Kids have a lot of questions, but how often do we give them an opportunity to ask them? This year I am trying out a Wonder Wall in my 5th grade classroom. Whenever students have questions, they can post them on the wall, and periodically I will give them a chance to research some answers.

Here’s what it looks like so far:

My goal is to work up to Genius Hour, but I want to scaffold up to it in a way that teaches students how to ask a good question and how to research effectively. So far, I’ve given them interesting sources, a chance to discuss them, and a designated space for wondering.

One routine we have every morning is a practice of noticing. I put an image up on the projector and they pull out details. We have worked on the quantity and quality of their noticings, and are working to define quality descriptions of details. It’s a great start to the day when students are asked to look at details, write about them, and have a chance to discuss their ideas. It only takes 5-10 minutes, but it is my favorite morning routine. I have seen these skills transfer into writing, speaking, and listening.

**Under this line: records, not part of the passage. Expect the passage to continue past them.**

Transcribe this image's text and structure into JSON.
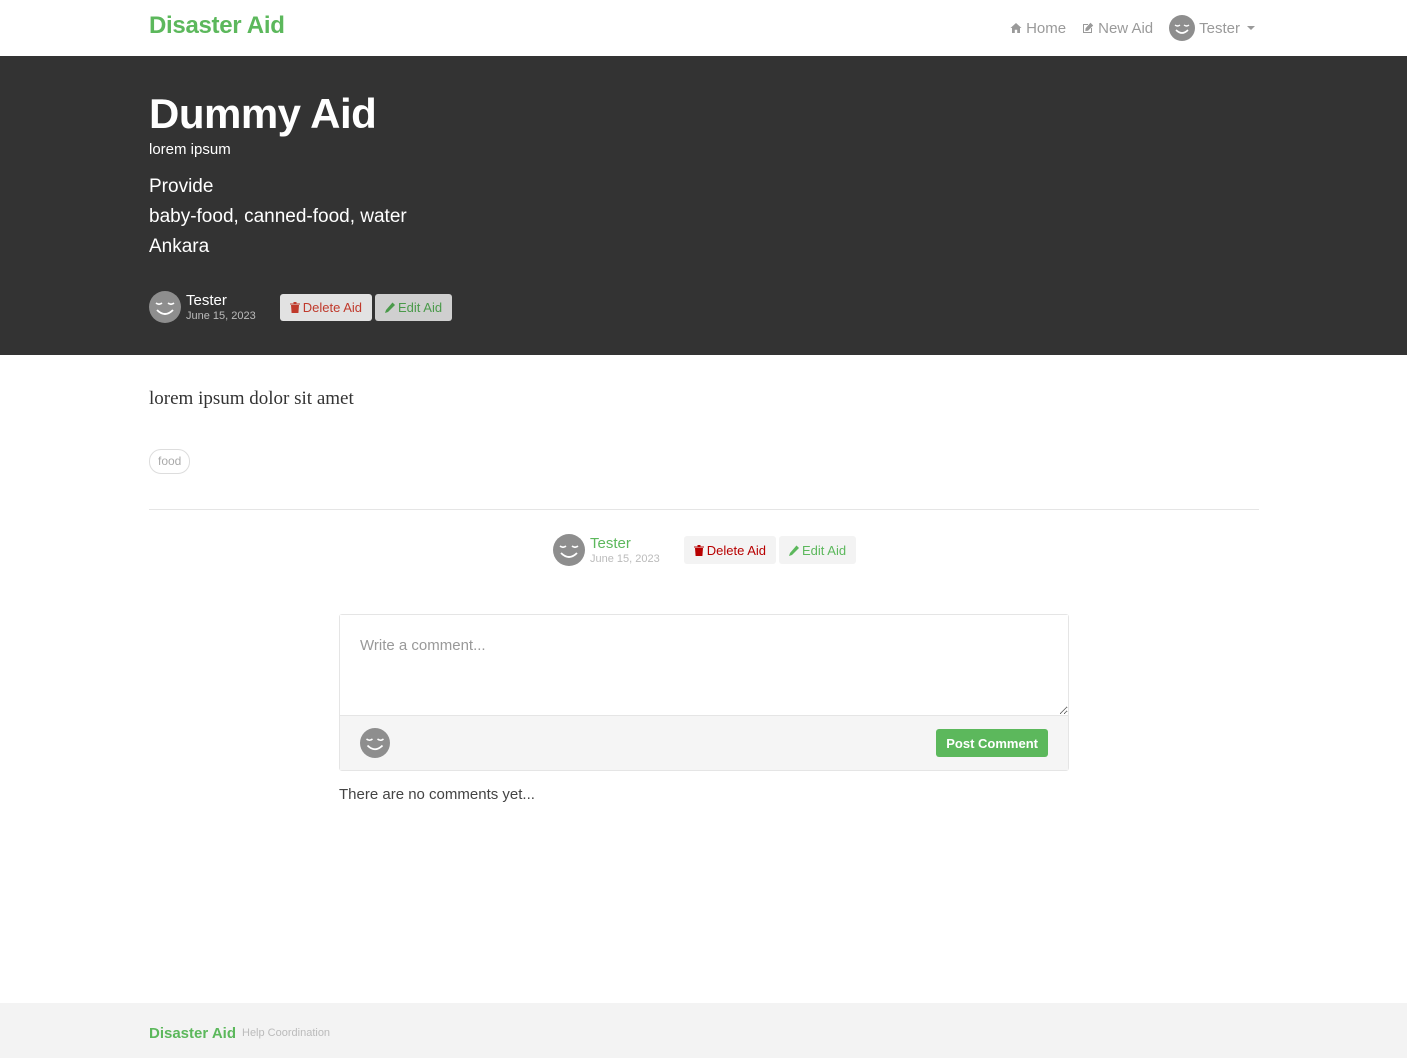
{
  "nav": {
    "brand": "Disaster Aid",
    "home_label": "Home",
    "new_aid_label": "New Aid",
    "user_label": "Tester"
  },
  "aid": {
    "title": "Dummy Aid",
    "subtitle": "lorem ipsum",
    "type": "Provide",
    "items": "baby-food, canned-food, water",
    "location": "Ankara",
    "author": "Tester",
    "date": "June 15, 2023",
    "delete_label": "Delete Aid",
    "edit_label": "Edit Aid",
    "body": "lorem ipsum dolor sit amet",
    "tags": [
      "food"
    ]
  },
  "comment_form": {
    "placeholder": "Write a comment...",
    "post_label": "Post Comment"
  },
  "comments": {
    "empty_text": "There are no comments yet..."
  },
  "footer": {
    "brand": "Disaster Aid",
    "tagline": "Help Coordination"
  },
  "colors": {
    "brand_green": "#5cb85c",
    "banner_bg": "#333333",
    "danger": "#b80000"
  }
}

Here is one image students worked on:

Students silently wrote down a few details they noticed about all 4 quadrants and then chose the most interesting detail that they wrote. They shared that idea in a circle of friends where others listened and responded with, “I agree with you because…” or, “Interesting, I would like to add on to your idea.” From that discussion, they were encouraged to post a question on the Wonder Wall.

Students wanted to know
  • Why there was smoke coming out of the ground?
  • Where the bulls were going?
  • And how many animals there are in the world?
I wouldn’t have known they were curious about those things if I had just moved on.

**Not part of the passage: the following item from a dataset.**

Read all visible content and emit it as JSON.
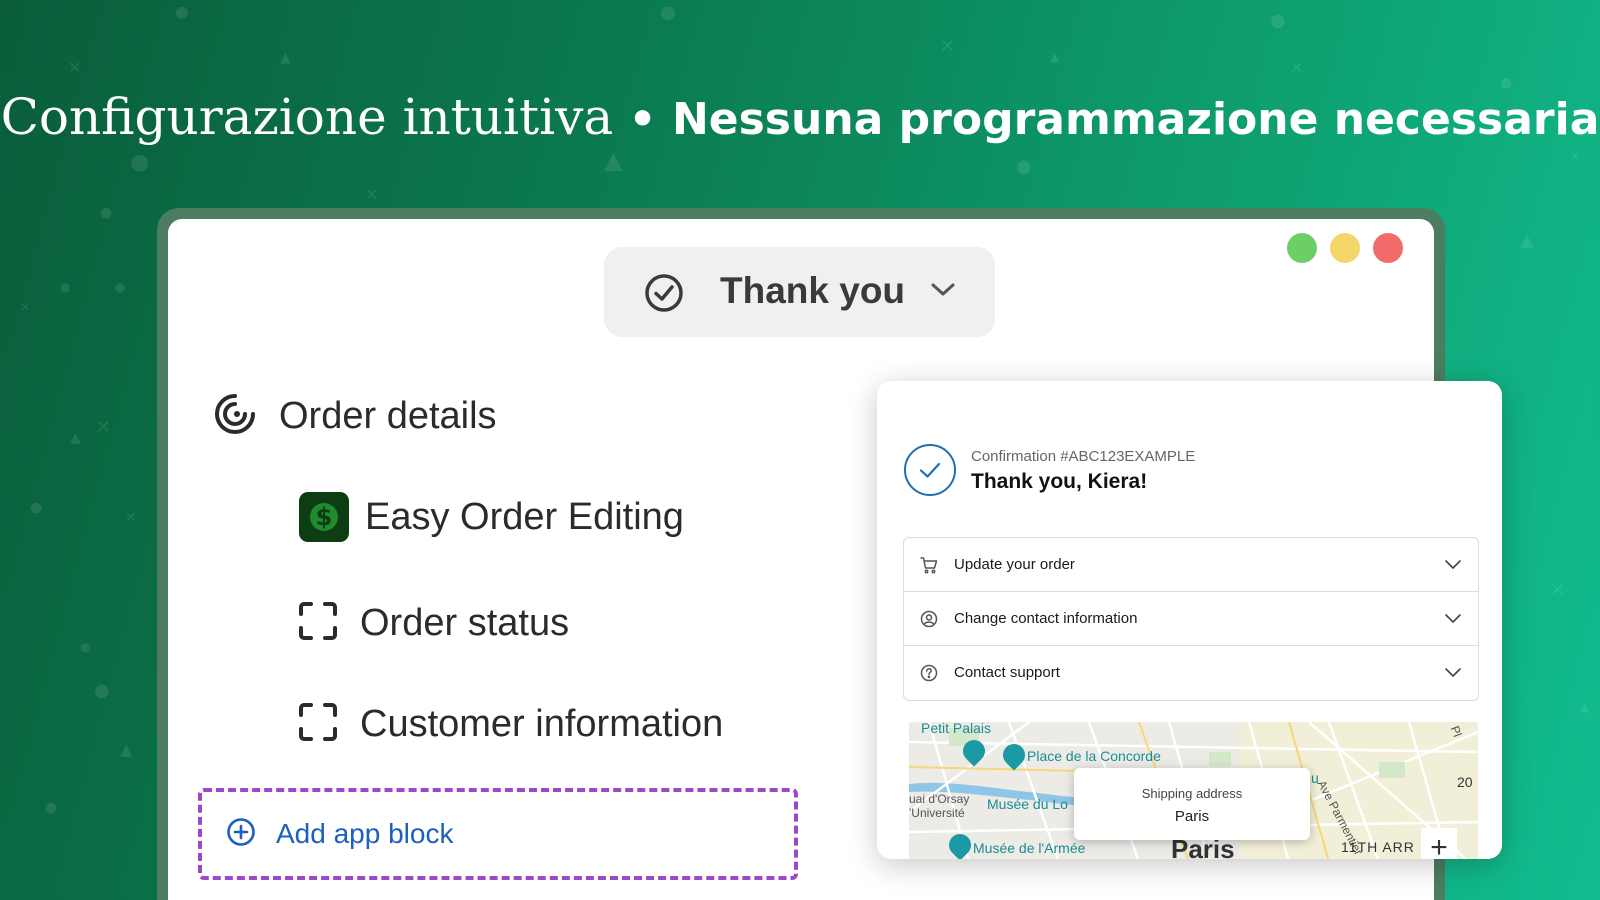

We read an article about the Refugee Olympic team together at the start of the Olympic games, and that generated some great questions for the wall.
  • Why did people have to leave their country?
  • Why would someone want to make children become soldiers?
  • Why is there war?
  • Why doesn’t the refugee team have any medals?

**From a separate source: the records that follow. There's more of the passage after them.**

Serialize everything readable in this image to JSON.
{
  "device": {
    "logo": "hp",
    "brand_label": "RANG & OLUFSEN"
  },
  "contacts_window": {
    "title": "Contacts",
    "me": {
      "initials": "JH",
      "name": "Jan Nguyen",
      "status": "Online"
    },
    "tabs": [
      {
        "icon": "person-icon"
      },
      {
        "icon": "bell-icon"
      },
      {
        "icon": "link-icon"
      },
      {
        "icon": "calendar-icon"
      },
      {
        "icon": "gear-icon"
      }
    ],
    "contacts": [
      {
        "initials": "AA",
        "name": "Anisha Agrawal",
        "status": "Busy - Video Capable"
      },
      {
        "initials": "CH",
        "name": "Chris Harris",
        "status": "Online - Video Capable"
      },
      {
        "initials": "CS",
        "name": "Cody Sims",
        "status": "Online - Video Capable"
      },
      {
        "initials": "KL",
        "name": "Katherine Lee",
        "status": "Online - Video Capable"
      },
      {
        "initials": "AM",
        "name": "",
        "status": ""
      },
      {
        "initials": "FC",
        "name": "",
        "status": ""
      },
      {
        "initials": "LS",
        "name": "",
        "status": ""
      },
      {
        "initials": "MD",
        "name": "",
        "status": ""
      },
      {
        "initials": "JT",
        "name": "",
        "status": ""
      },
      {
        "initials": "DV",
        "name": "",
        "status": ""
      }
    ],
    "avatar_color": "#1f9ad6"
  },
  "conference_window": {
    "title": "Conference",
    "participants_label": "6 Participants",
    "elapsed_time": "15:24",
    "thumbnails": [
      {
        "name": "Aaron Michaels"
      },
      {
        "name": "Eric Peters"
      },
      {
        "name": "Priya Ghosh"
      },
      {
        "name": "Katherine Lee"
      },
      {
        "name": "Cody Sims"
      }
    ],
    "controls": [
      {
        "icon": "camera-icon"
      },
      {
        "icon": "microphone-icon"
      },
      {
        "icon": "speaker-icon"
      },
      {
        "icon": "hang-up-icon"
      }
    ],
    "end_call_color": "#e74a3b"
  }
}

I also showed them the website Wonderopolis. They had a chance to read whatever they wanted, explore the site, and come up with wonders.

They only had 15 minutes on it, but they posted the following questions on the wall:
  • Why do peaches have fuzz?
  • Why do we have emotions every single day?
  • Why does your stomach hurt when you eat?
  • How do websites remember so many usernames and passwords?
  • Who invented numbers and letters?
  • Why did the Greeks have a different alphabet?

I am so jazzed about the potential this wall has for sparking curiosity. These kids are going to do a lot of reading, writing, speaking and listening this year.

My next steps will be to investigate the difference between a Googleable question and a BIG question. We will practice crafting BIG questions, and I’ll give them some time to research. We’ll hone our searching skills, and practice writing and presenting. Eventually, we’ll work up to a larger Genius Hour type product. I can’t wait to see what they create!

And by the way, there are a bunch of standards we are covering with these activities. BAM!